It is perhaps the most intimate of legal practices, one in which the lawyer finds herself in the midst of her clients’ lives, using the impartiality of the law to resolve their highly charged personal issues.
“I find people to be fascinating,” she said.
McFarland’s practice at McDowell, Rice, Smith & Buchanan is a bit unusual. One of Missouri’s largest law firms, McDowell Rice generally is known for business litigation, commercial transactions and similar work. Its domestic-relations litigation practice includes just three lawyers, but it’s no fluke.
Many of the firm’s clients are small businesses whose personal and professional lives are intertwined. McFarland said McDowell Rice’s philosophy is that law firms are missing out if they can’t competently address all of the issues that arise for such clients.
For example, in 2013 — while on the verge of having her first child — she wrote the briefs in a Platte County dissolution case involving a business the couple started before they were married. The Court of Appeals Western District ultimately agreed with her argument, affirming the classification of the business as marital property and awarding $2.75 million in equity to McDowell Rice’s client.
Even with its business focus, McFarland’s role isn’t all business. While preserving clients’ assets and reaching a fair and equitable division of marital property is important, so is keeping conflicts as civil as possible and fighting for the best interests of their children. McFarland said she tries to strike a balance in what can be an emotionally draining practice: meeting her clients’ expectations but reminding them that she is their lawyer, not their therapist.
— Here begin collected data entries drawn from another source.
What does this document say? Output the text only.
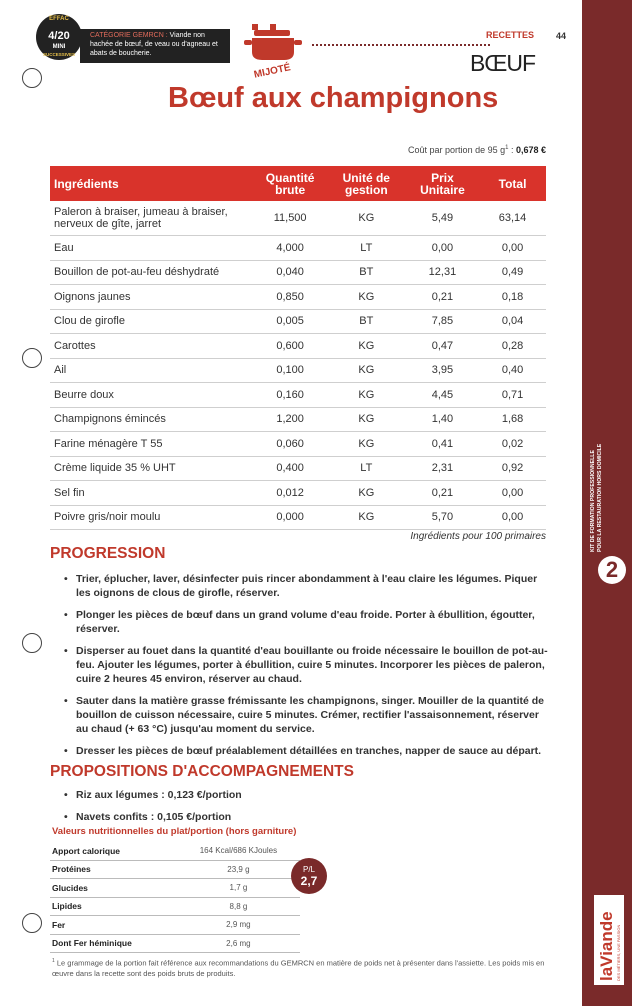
KIT DE FORMATION PROFESSIONNELLE POUR LA RESTAURATION HORS DOMICILE
2
laViande DES MÉTIERS, UNE PASSION
EFFAC
4/20
MINI
SUCCESSIVES
CATÉGORIE GEMRCN : Viande non hachée de bœuf, de veau ou d'agneau et abats de boucherie.
MIJOTÉ
RECETTES 44
BŒUF
Bœuf aux champignons
Coût par portion de 95 $g^1$ : 0,678 €
Ingrédients	Quantité brute	Unité de gestion	Prix Unitaire	Total
Paleron à braiser, jumeau à braiser, nerveux de gîte, jarret	11,500	KG	5,49	63,14
Eau	4,000	LT	0,00	0,00
Bouillon de pot-au-feu déshydraté	0,040	BT	12,31	0,49
Oignons jaunes	0,850	KG	0,21	0,18
Clou de girofle	0,005	BT	7,85	0,04
Carottes	0,600	KG	0,47	0,28
Ail	0,100	KG	3,95	0,40
Beurre doux	0,160	KG	4,45	0,71
Champignons émincés	1,200	KG	1,40	1,68
Farine ménagère T 55	0,060	KG	0,41	0,02
Crème liquide 35 % UHT	0,400	LT	2,31	0,92
Sel fin	0,012	KG	0,21	0,00
Poivre gris/noir moulu	0,000	KG	5,70	0,00
Ingrédients pour 100 primaires
PROGRESSION
• Trier, éplucher, laver, désinfecter puis rincer abondamment à l'eau claire les légumes. Piquer les oignons de clous de girofle, réserver.
• Plonger les pièces de bœuf dans un grand volume d'eau froide. Porter à ébullition, égoutter, réserver.
• Disperser au fouet dans la quantité d'eau bouillante ou froide nécessaire le bouillon de pot-au-feu. Ajouter les légumes, porter à ébullition, cuire 5 minutes. Incorporer les pièces de paleron, cuire 2 heures 45 environ, réserver au chaud.
• Sauter dans la matière grasse frémissante les champignons, singer. Mouiller de la quantité de bouillon de cuisson nécessaire, cuire 5 minutes. Crémer, rectifier l'assaisonnement, réserver au chaud (+ 63 °C) jusqu'au moment du service.
• Dresser les pièces de bœuf préalablement détaillées en tranches, napper de sauce au départ.
PROPOSITIONS D'ACCOMPAGNEMENTS
• Riz aux légumes : 0,123 €/portion
• Navets confits : 0,105 €/portion
Valeurs nutritionnelles du plat/portion (hors garniture)
Apport calorique	164 Kcal/686 KJoules
Protéines	23,9 g
Glucides	1,7 g
Lipides	8,8 g
Fer	2,9 mg
Dont Fer héminique	2,6 mg
P/L
2,7
$^1$ Le grammage de la portion fait référence aux recommandations du GEMRCN en matière de poids net à présenter dans l'assiette. Les poids mis en œuvre dans la recette sont des poids bruts de produits.
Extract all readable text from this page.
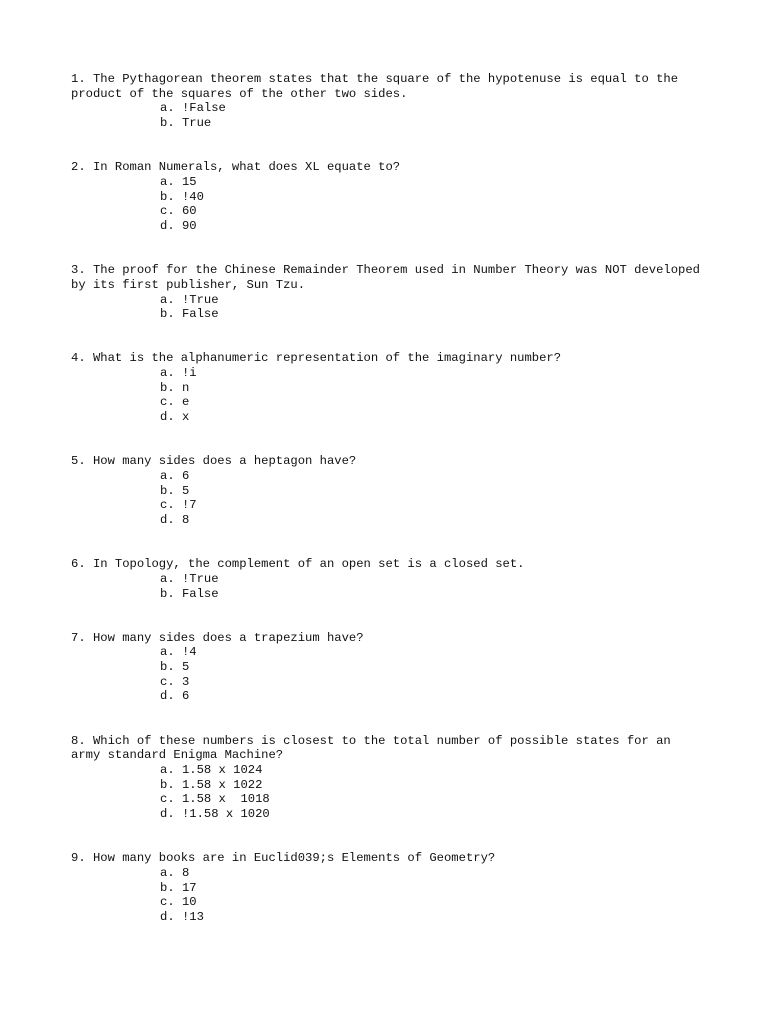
1. The Pythagorean theorem states that the square of the hypotenuse is equal to the product of the squares of the other two sides.

a. !False
b. True

2. In Roman Numerals, what does XL equate to?

a. 15
b. !40
c. 60
d. 90

3. The proof for the Chinese Remainder Theorem used in Number Theory was NOT developed by its first publisher, Sun Tzu.

a. !True
b. False

4. What is the alphanumeric representation of the imaginary number?

a. !i
b. n
c. e
d. x

5. How many sides does a heptagon have?

a. 6
b. 5
c. !7
d. 8

6. In Topology, the complement of an open set is a closed set.

a. !True
b. False

7. How many sides does a trapezium have?

a. !4
b. 5
c. 3
d. 6

8. Which of these numbers is closest to the total number of possible states for an army standard Enigma Machine?

a. 1.58 x 1024
b. 1.58 x 1022
c. 1.58 x  1018
d. !1.58 x 1020

9. How many books are in Euclid039;s Elements of Geometry?

a. 8
b. 17
c. 10
d. !13
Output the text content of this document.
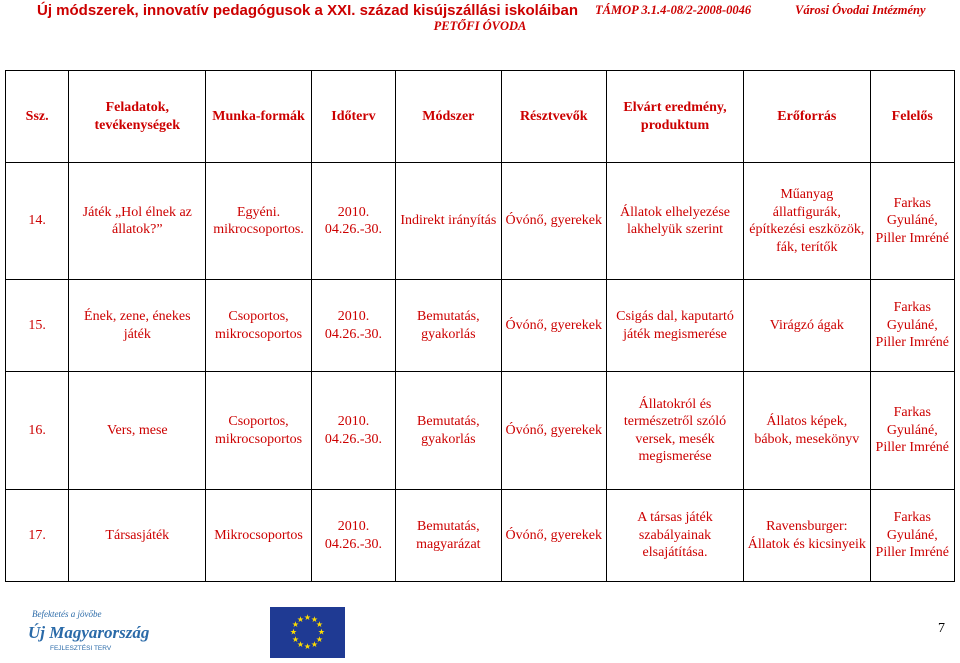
Új módszerek, innovatív pedagógusok a XXI. század kisújszállási iskoláiban TÁMOP 3.1.4-08/2-2008-0046	Városi Óvodai Intézmény
PETŐFI ÓVODA
Ssz.	Feladatok, tevékenységek	Munka-formák	Időterv	Módszer	Résztvevők	Elvárt eredmény, produktum	Erőforrás	Felelős
14.	Játék „Hol élnek az állatok?”	Egyéni. mikrocsoportos.	2010. 04.26.-30.	Indirekt irányítás	Óvónő, gyerekek	Állatok elhelyezése lakhelyük szerint	Műanyag állatfigurák, építkezési eszközök, fák, terítők	Farkas Gyuláné, Piller Imréné
15.	Ének, zene, énekes játék	Csoportos, mikrocsoportos	2010. 04.26.-30.	Bemutatás, gyakorlás	Óvónő, gyerekek	Csigás dal, kaputartó játék megismerése	Virágzó ágak	Farkas Gyuláné, Piller Imréné
16.	Vers, mese	Csoportos, mikrocsoportos	2010. 04.26.-30.	Bemutatás, gyakorlás	Óvónő, gyerekek	Állatokról és természetről szóló versek, mesék megismerése	Állatos képek, bábok, mesekönyv	Farkas Gyuláné, Piller Imréné
17.	Társasjáték	Mikrocsoportos	2010. 04.26.-30.	Bemutatás, magyarázat	Óvónő, gyerekek	A társas játék szabályainak elsajátítása.	Ravensburger: Állatok és kicsinyeik	Farkas Gyuláné, Piller Imréné
Befektetés a jövőbe
Új Magyarország
FEJLESZTÉSI TERV
★ ★
★
★
★
★
★
★
★
★
★
★
7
A native of Des Moines, Iowa, McFarland earned a business degree from the University of Iowa in 2002. She considered attending law school in Chicago, where her sister, also a lawyer, is in-house counsel for an insurance company. But Kansas City won out, in part because her family had frequently visited there while she was growing up. McFarland describes Kansas City as a “big Des Moines.”
McFarland earned her law degree at the University of Missouri-Kansas City in 2005. She initially worked for Cordell & Cordell before joining McDowell Rice in 2010.
McFarland’s practice takes her to both sides of the Kansas-Missouri state line. She is president-elect of the Family and the Law Section of the Kansas City Metropolitan Bar Association and chair of the Family Law Section of the Johnson County Bar Association in Kansas.